1. Field of the Invention
The present invention relates to a compressor and a driving method thereof. More particularly, to a compressor including a sensorless motor and a driving method of the compressor.
2. Description of the Related Art
A conventional brushless direct current (BLDC) motor, used in a compressor, is a motor driven through switching by an electronic circuit using transistors, particularly metal oxide silicon field effect transistors (MOSFETs), instead of a brush and a commutator, which are important parts of a direct current (DC) motor. This type of motor operates to distribute current, which is supplied from a DC power supply, to a three or four-phase winding of the motor. To this end, the position of a rotator is detected, and based on the detected position, a switching operation of the transistors is controlled to adjust the current supplied to the three-phase winding of the motor. Thus, the rotation and the speed of the motor are controlled.
In order to drive the BLDC motor without a sensor for sensing a rotation speed of the motor or a position of a rotator of the motor, the rotation speed of the motor or the position of the rotator must be indirectly detected from a phase current or a terminal voltage supplied to the BLDC motor. One conventional method to detect the position of the rotator includes the use of counter electromotive force-related information.

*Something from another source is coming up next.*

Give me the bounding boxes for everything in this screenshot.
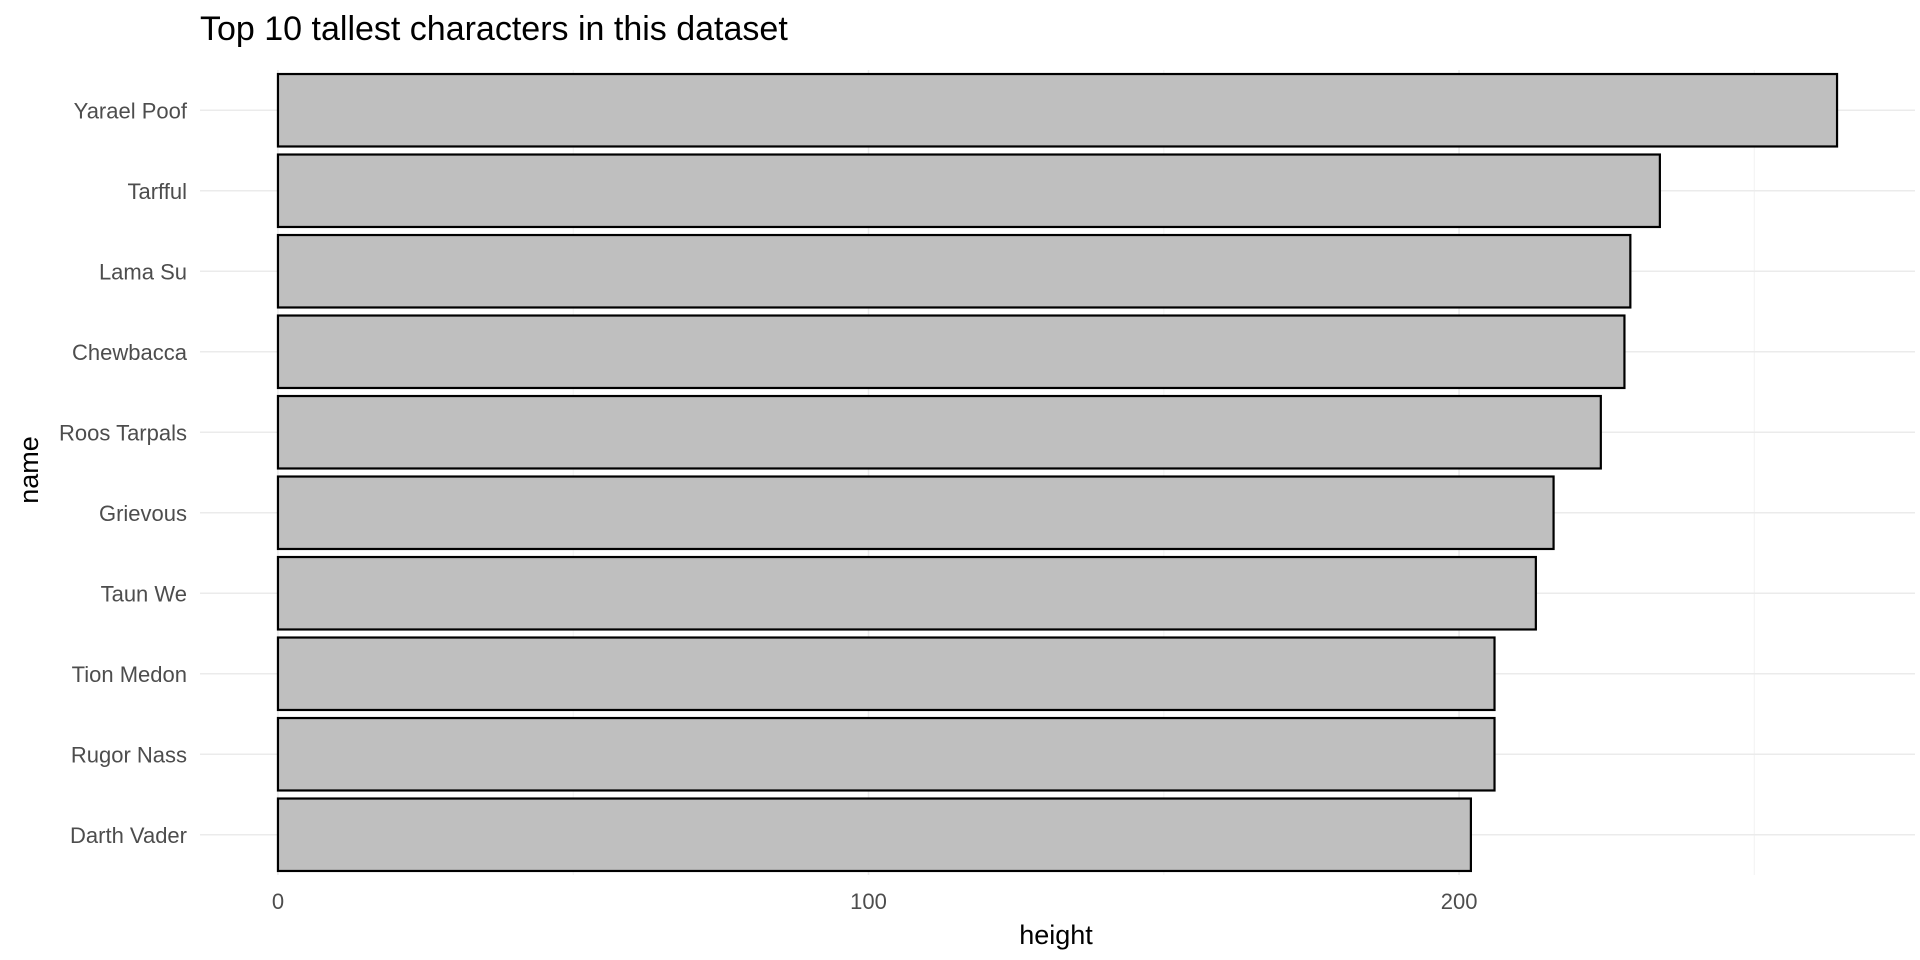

However, since the counter electromotive force is proportional to a rotation speed of the rotator, it can not be used to detect the position of the rotator when the rotator stops or rotates at a low speed. Accordingly, when the BLDC motor is initially started, the rotator of the motor is aligned to a specified position by supplying current to a winding of the motor for a predetermined period of time. Then, the BLDC motor in a stop state is synchronically accelerated until the magnitude of the counter electromotive force reaches a sufficiently detectable value.
Although the rotator is forced to be aligned initially, when the current is applied to the winding of the motor without accurate information on the position of the rotator, overcurrent may be generated when the position of the rotator is not correct. Accordingly, a torque pulsation having a large width may be generated. Such overcurrent generation lowers the efficiency of the motor.
In addition, since the rotator is forced to be aligned without accurate information on the position of the rotator, when the motor is started in a condition where any pressure exists in the motor, a large amount of current must be supplied to the motor for a long time and a start failure rate increases.